1. A bioanalytical method for assay of Betahistine in human plasma, wherein the method comprises measurement of Betahistine in human plasma without any surrogate pharmacokinetics parameter.

2. A bioanalytical method for assay of Betahistine in human plasma according to claim 1, wherein the method comprises use of ion pairing reagent in mobile phase.

3. A bioanalytical method for assay of Betahistine in human plasma according to claim 1, wherein the method comprises use of ion pairing reagent in reconstitution solution.

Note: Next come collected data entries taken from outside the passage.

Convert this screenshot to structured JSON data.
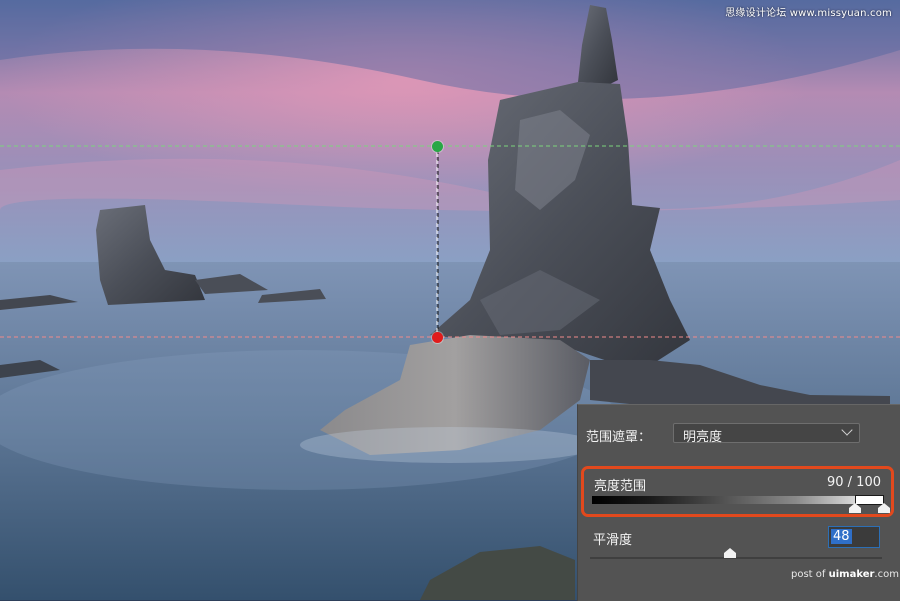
{
  "watermark": "思缘设计论坛  www.missyuan.com",
  "credit": {
    "prefix": "post of",
    "brand": "uimaker",
    "suffix": ".com"
  },
  "colors": {
    "highlight_guide": "#7cd47c",
    "shadow_guide": "#f08a8a",
    "highlight_dot": "#28a745",
    "shadow_dot": "#e11b1b",
    "accent_outline": "#e2491d",
    "panel_bg": "#535353"
  },
  "panel": {
    "range_mask": {
      "label": "范围遮罩：",
      "selected": "明亮度"
    },
    "luminance_range": {
      "label": "亮度范围",
      "value_text": "90 / 100",
      "min": 90,
      "max": 100
    },
    "smoothness": {
      "label": "平滑度",
      "value": "48"
    }
  }
}
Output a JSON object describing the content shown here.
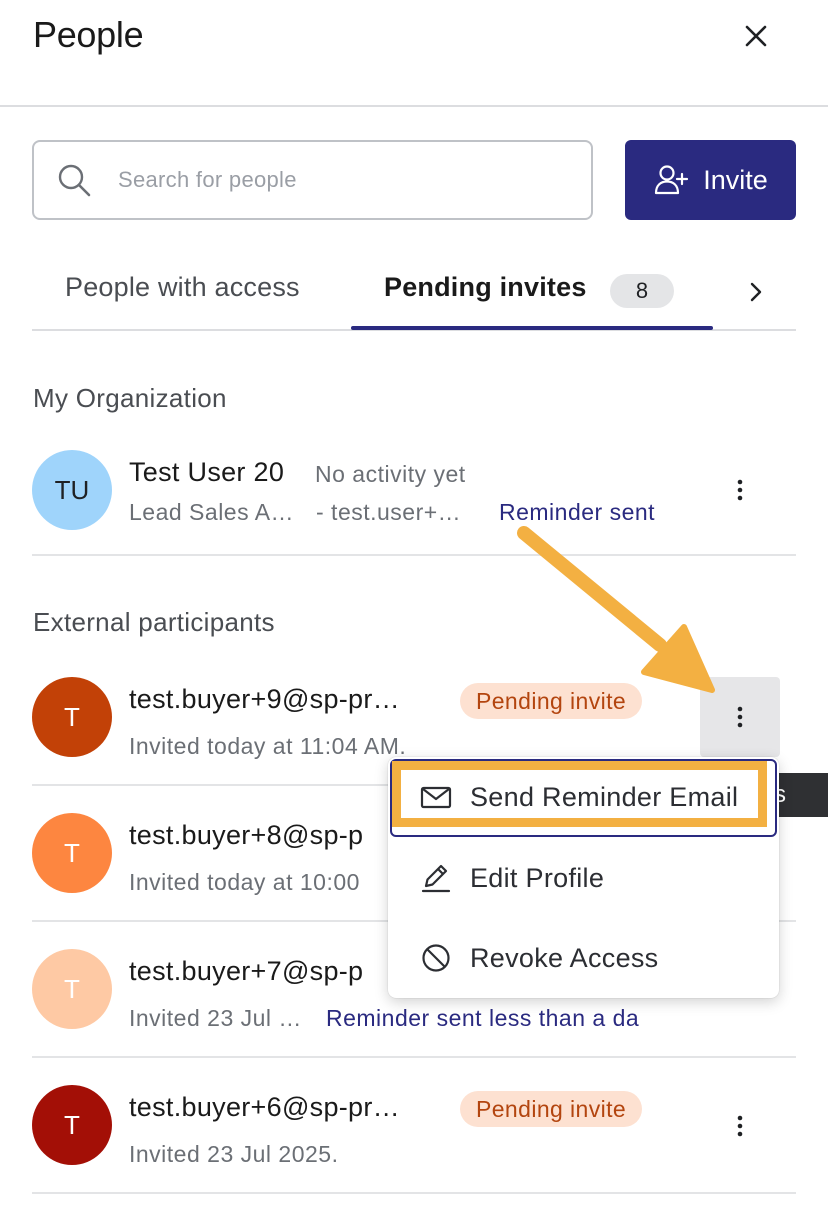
{
  "header": {
    "title": "People",
    "close_icon": "close-icon"
  },
  "search": {
    "placeholder": "Search for people",
    "value": "",
    "icon": "search-icon"
  },
  "invite_button": {
    "label": "Invite",
    "icon": "add-person-icon",
    "color": "#2a2a80"
  },
  "tabs": [
    {
      "label": "People with access",
      "active": false
    },
    {
      "label": "Pending invites",
      "active": true,
      "count": "8"
    }
  ],
  "tabs_next_icon": "chevron-right-icon",
  "sections": {
    "my_org": {
      "title": "My Organization",
      "rows": [
        {
          "initials": "TU",
          "avatar_color": "#9fd4fb",
          "name": "Test User 20",
          "activity": "No activity yet",
          "subtitle": "Lead Sales A…",
          "email": "- test.user+…",
          "status_link": "Reminder sent"
        }
      ]
    },
    "external": {
      "title": "External participants",
      "rows": [
        {
          "initials": "T",
          "avatar_color": "#c24107",
          "name": "test.buyer+9@sp-pr…",
          "badge": "Pending invite",
          "subtitle": "Invited today at 11:04 AM."
        },
        {
          "initials": "T",
          "avatar_color": "#fd8640",
          "name": "test.buyer+8@sp-p",
          "subtitle": "Invited today at 10:00"
        },
        {
          "initials": "T",
          "avatar_color": "#fec9a4",
          "name": "test.buyer+7@sp-p",
          "subtitle": "Invited 23 Jul …",
          "status_link": "Reminder sent less than a da"
        },
        {
          "initials": "T",
          "avatar_color": "#a30f06",
          "name": "test.buyer+6@sp-pr…",
          "badge": "Pending invite",
          "subtitle": "Invited 23 Jul 2025."
        }
      ]
    }
  },
  "context_menu": {
    "items": [
      {
        "label": "Send Reminder Email",
        "icon": "envelope-icon",
        "highlighted": true
      },
      {
        "label": "Edit Profile",
        "icon": "pencil-icon"
      },
      {
        "label": "Revoke Access",
        "icon": "block-icon"
      }
    ],
    "tooltip_fragment": "s"
  },
  "annotation": {
    "arrow_color": "#f3b042"
  }
}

4. A bioanalytical method for assay of Betahistine in human plasma according to claim 2-3, wherein the ion pairing reagent is Heptafluorobutyric acid.

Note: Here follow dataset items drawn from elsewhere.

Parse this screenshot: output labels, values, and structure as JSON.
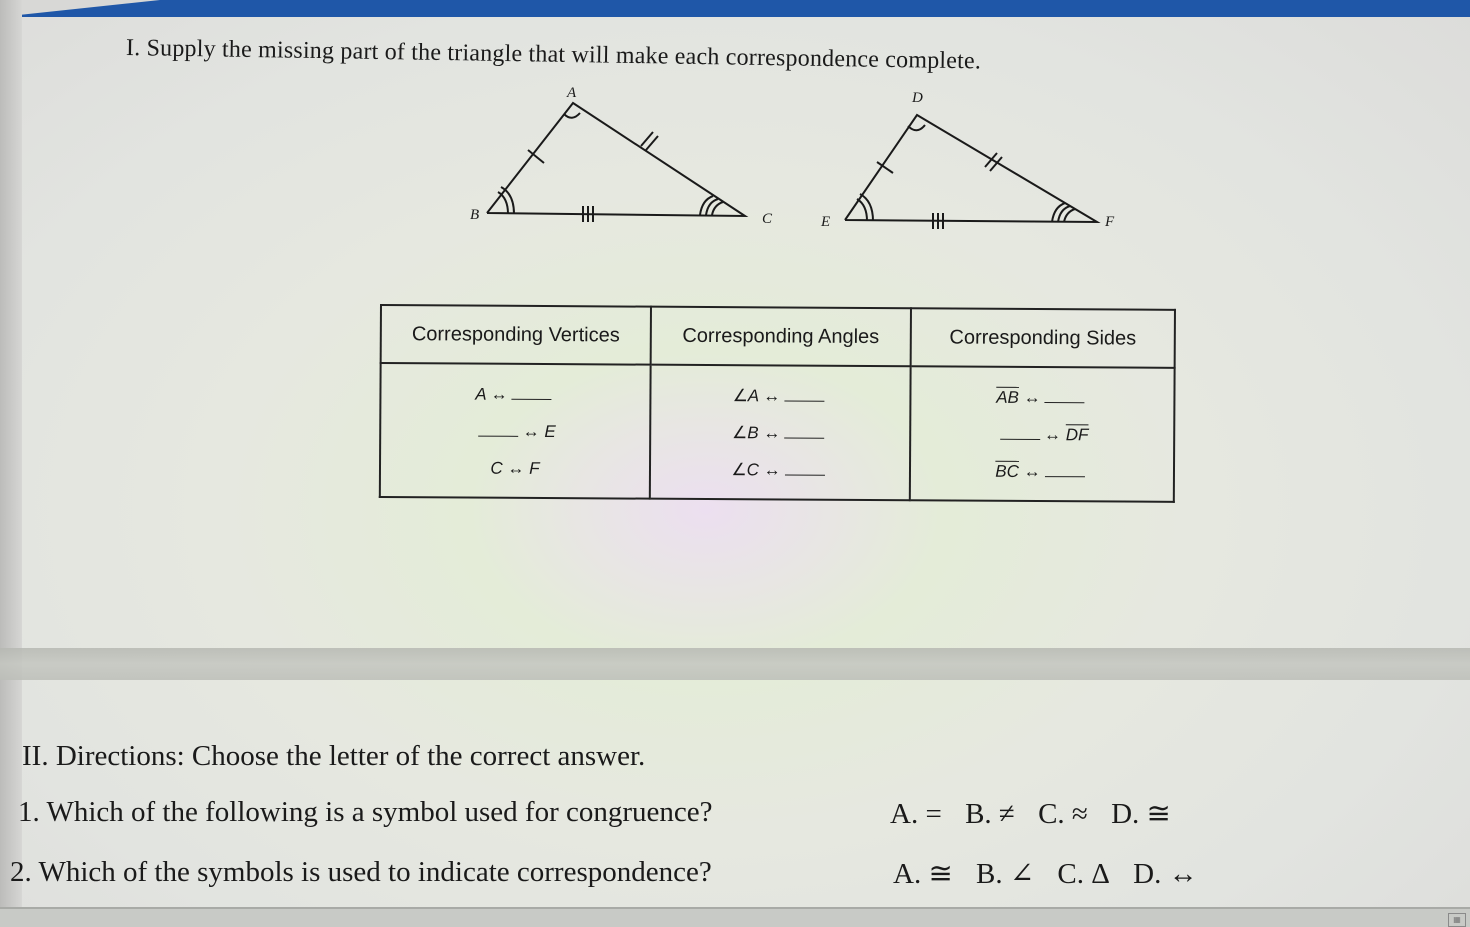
{
  "section1": {
    "title": "I. Supply the missing part of the triangle that will make each correspondence complete.",
    "triangle1": {
      "vertices": {
        "top": "A",
        "left": "B",
        "right": "C"
      }
    },
    "triangle2": {
      "vertices": {
        "top": "D",
        "left": "E",
        "right": "F"
      }
    },
    "table": {
      "headers": [
        "Corresponding Vertices",
        "Corresponding Angles",
        "Corresponding Sides"
      ],
      "vertices": [
        {
          "left": "A ↔",
          "right": ""
        },
        {
          "left": "",
          "right": "↔ E"
        },
        {
          "left": "C ↔ F",
          "right": ""
        }
      ],
      "angles": [
        "∠A ↔",
        "∠B ↔",
        "∠C ↔"
      ],
      "sides": [
        {
          "seg": "AB",
          "arrow": "↔",
          "blank_after": true
        },
        {
          "seg": "DF",
          "arrow": "↔",
          "blank_before": true
        },
        {
          "seg": "BC",
          "arrow": "↔",
          "blank_after": true
        }
      ]
    }
  },
  "section2": {
    "title": "II. Directions: Choose the letter of the correct answer.",
    "questions": [
      {
        "text": "1. Which of the following is a symbol used for congruence?",
        "options": [
          "A. =",
          "B. ≠",
          "C. ≈",
          "D. ≅"
        ]
      },
      {
        "text": "2. Which of the symbols is used to indicate correspondence?",
        "options": [
          "A. ≅",
          "B. ∠",
          "C. Δ",
          "D. ↔"
        ]
      }
    ]
  },
  "colors": {
    "topbar": "#1f57a8"
  }
}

5. A bioanalytical method for assay of Betahistine in human plasma according to claim 4, wherein Heptafluorobutyric acid is used in mobile phase B and in reconstitution solution.

6. A bioanalytical method for assay of Betahistine in human plasma according to claim 1, wherein the method comprises single solid phase extraction process for extraction of Betahistine.

7. A bioanalytical method for assay of Betahistine in human plasma according to claim 1, wherein the method comprises step of mixing monoamine oxidase inhibitor and human plasma sample comprising Betahistine.

8. A bioanalytical method for assay of Betahistine in human plasma according to claim 7, wherein the monoamine oxidase inhibitor is selegiline.

9. A bioanalytical method for assay of Betahistine in human plasma, wherein the method comprises steps of: (a) mixing selegiline and human plasma sample comprising Betahistine, (b) use of single solid phase extraction method for extraction of Betahistine, and (c) using Heptafluorobutyric acid as ion pairing reagent in mobile phase and in reconstitution solution in the assay of Betahistine in human plasma using LC-MS/MS, wherein the method measures Betahistine itself in human plasma without any surrogate pharmacokinetics parameter.

10. A bioanalytical method for assay of Betahistine in human plasma according to claim 1-9, wherein the method measures Betahistine and the method does not involve measurement of Betahistine metabolite 2 pyridyl acetic acid (2-PAA).